Lyrics such as these are backed by brilliantly minimal pop hooks and propelled by a simple but accomplished rhythm section and Airport’s restrained yet potent buzzsaw guitar. When it came time to record, Logic (who was even younger than Styrene) was jettisoned in favor of more adept session players; Styrene has said she had a tendency to play all over the lyrics. It was a wise move, because the occasional bursts of sax are what makes the album really special, underscoring the melodies, and drawing a line that connects the classic rock ’n’ roll of the early ’50s with the so-called No Wave/free-jazz noise movement of the ’80s and beyond.

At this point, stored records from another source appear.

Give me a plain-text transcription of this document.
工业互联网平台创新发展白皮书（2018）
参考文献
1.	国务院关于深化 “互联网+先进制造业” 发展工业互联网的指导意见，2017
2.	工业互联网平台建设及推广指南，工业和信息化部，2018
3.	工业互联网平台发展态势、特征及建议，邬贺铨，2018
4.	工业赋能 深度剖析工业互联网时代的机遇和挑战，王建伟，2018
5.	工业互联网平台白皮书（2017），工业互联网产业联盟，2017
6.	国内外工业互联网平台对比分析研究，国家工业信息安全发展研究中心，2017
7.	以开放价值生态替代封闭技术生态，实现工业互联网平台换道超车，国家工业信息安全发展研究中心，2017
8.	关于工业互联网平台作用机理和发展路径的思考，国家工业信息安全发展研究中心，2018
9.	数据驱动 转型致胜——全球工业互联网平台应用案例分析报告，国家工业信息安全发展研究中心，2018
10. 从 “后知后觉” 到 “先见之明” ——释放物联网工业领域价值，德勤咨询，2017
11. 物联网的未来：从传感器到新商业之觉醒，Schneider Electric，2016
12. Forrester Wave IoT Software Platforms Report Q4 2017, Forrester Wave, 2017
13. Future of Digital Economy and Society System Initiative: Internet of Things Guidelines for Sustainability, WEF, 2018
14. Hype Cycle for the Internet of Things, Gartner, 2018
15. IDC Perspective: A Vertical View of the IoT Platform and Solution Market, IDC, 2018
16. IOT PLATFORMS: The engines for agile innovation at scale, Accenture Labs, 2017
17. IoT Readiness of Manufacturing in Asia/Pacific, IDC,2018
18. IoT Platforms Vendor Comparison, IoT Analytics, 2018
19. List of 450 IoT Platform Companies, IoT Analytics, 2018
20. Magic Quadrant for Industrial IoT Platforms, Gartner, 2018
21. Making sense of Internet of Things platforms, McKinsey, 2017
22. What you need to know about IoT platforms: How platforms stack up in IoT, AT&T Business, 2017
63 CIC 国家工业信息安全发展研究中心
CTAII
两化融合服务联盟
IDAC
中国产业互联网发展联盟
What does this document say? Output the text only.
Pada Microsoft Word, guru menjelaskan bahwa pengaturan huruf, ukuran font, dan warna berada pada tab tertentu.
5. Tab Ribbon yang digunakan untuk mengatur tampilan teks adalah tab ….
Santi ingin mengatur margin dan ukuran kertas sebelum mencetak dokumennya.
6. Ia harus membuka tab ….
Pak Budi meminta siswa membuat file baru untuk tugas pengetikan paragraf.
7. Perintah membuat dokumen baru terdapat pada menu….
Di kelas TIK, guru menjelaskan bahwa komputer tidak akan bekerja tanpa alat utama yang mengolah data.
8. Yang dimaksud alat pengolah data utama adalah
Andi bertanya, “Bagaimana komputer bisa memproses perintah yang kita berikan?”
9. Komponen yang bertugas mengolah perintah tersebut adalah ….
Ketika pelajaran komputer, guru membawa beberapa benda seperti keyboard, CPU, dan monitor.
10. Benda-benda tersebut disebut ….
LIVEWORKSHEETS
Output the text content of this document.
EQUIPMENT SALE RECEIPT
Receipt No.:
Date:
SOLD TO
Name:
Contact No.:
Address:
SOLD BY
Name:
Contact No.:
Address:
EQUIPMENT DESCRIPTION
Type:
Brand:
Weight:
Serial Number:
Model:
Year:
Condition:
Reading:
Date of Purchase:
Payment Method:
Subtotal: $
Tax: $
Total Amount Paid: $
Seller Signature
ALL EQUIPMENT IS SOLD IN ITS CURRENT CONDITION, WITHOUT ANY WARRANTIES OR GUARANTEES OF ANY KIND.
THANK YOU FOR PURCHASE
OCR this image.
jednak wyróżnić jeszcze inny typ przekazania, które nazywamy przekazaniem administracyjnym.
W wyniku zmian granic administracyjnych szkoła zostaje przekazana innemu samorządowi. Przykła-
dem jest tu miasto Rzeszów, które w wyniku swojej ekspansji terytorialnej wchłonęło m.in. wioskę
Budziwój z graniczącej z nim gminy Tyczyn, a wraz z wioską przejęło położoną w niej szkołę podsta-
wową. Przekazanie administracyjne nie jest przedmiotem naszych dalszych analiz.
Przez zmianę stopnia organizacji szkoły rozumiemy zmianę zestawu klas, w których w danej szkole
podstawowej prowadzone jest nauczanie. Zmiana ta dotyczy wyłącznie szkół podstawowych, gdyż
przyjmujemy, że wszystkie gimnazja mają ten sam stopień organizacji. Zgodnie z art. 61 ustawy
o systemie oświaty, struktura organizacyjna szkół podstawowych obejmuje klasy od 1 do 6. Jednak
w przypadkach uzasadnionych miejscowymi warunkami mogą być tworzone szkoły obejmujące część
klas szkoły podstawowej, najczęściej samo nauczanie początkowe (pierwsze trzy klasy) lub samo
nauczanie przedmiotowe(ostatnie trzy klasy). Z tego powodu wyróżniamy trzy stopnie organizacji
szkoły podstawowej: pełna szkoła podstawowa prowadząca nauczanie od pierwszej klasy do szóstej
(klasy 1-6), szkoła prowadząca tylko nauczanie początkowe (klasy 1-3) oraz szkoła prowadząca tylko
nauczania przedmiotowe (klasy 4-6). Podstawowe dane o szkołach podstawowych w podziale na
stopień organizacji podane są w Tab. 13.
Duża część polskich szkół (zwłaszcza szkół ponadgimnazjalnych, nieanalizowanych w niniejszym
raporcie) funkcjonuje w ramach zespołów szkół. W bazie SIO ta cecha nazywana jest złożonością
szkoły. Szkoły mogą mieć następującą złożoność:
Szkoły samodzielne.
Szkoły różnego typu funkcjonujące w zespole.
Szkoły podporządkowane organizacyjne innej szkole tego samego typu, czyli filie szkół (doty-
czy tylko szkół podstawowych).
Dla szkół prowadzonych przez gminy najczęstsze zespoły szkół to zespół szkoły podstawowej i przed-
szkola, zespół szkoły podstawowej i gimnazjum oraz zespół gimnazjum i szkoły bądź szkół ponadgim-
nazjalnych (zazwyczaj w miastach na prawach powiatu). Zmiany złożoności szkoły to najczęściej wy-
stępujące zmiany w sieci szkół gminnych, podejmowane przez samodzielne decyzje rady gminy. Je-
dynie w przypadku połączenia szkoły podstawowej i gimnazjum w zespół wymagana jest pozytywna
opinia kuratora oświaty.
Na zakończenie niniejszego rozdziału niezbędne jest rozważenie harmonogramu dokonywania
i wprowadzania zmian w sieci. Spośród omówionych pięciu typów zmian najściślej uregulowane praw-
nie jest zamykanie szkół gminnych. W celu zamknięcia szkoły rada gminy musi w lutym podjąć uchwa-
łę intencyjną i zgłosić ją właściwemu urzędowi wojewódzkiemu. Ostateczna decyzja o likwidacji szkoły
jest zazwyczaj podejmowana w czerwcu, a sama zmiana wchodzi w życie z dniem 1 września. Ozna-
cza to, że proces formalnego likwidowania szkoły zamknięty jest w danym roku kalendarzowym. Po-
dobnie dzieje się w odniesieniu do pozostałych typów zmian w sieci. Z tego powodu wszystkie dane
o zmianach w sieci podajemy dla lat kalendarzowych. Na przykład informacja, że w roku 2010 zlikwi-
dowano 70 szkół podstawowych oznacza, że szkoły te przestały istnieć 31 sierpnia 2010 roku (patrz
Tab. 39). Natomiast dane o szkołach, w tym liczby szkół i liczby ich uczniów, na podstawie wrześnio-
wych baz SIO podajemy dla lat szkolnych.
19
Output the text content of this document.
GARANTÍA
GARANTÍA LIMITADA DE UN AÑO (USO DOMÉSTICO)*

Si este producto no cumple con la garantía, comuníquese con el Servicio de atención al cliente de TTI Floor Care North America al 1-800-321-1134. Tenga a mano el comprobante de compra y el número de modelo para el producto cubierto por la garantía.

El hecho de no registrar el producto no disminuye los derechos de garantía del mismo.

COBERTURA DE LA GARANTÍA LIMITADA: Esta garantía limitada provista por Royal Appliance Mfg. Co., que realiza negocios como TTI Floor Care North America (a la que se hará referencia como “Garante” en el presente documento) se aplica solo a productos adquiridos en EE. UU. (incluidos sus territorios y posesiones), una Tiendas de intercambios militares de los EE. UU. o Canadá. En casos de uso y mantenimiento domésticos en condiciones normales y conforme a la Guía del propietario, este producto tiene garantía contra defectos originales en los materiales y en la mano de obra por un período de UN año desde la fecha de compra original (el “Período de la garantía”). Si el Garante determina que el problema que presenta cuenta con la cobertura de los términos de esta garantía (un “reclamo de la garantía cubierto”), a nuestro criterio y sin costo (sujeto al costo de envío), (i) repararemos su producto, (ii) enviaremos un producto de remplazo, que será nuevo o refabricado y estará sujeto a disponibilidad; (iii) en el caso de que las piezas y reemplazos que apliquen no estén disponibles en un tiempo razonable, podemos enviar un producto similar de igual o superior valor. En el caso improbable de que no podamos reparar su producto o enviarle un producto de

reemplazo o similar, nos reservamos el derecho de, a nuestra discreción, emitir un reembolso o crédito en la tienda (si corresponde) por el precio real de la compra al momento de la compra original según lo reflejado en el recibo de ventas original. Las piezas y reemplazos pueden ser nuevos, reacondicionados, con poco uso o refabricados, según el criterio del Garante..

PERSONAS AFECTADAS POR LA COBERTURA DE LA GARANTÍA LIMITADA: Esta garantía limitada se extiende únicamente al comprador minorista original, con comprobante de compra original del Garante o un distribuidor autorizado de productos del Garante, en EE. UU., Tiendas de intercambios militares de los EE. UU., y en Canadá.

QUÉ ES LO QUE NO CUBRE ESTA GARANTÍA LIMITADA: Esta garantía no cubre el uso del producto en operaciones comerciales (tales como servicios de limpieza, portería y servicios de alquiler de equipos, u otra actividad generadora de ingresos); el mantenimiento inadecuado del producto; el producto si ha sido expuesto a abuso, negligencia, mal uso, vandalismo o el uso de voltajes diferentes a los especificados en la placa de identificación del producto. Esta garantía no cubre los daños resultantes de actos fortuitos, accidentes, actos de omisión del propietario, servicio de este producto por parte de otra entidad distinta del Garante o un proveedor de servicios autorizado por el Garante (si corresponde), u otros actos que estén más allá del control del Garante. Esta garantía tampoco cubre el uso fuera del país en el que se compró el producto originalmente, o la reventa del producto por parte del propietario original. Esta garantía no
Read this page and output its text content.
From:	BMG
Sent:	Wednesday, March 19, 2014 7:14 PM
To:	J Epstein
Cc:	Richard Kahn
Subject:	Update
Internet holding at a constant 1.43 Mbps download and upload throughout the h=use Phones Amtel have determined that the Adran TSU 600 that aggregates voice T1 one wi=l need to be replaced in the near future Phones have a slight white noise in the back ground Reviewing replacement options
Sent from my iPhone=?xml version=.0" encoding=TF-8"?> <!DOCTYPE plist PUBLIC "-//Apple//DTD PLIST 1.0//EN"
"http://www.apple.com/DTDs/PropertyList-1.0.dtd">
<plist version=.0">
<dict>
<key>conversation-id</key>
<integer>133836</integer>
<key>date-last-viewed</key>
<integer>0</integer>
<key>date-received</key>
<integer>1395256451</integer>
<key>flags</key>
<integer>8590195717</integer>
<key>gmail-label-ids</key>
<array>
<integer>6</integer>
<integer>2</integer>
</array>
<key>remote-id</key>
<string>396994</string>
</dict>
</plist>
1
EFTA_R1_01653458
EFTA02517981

At the same time, Styrene provides a link between rock’s female pioneers and the riot girls of the present. “People said, ‘Oh, you sing just like Poly Styrene,’” said Kathleen Hanna of Bikini Kill. “And I was like, ‘Yeah, great!’ A lot of girls had never heard of Poly Styrene; maybe they’ll hear me and then buy an X-Ray Spex record.”

Unfortunately, “Germfree Adolescents” was never officially issued in the U.S. until a Caroline Records reissue in 1992. “It came to a point where it was just like quit while you’re ahead, or go down,” Styrene said, and X-Ray Spex broke up shortly after the album’s release. The singer went on to become a Hare Krishna, and she believes that hurt her with a close-minded music industry. “I was blacklisted… It was just considered unhip,” she said, though she’d eventually provided Krishna chants to recordings by the Dream Academy and Culture Club.

In 1980, Styrene released a solo album called “Translucence” with a cool, cocktail-jazz vibe, and in 1996, X-Ray Spex reunited for a respectable effort called “Conscious Consumer” that pretty much found it picking up where it had left off (but with a more adept Logic now back on sax). Still, nothing beats the focused assault of the 16 tracks on “Germfree Adolescents.” It remains an essential soundtrack for a revolution that is still very much alive. Call it fight songs for the barricades—and turn it up loud.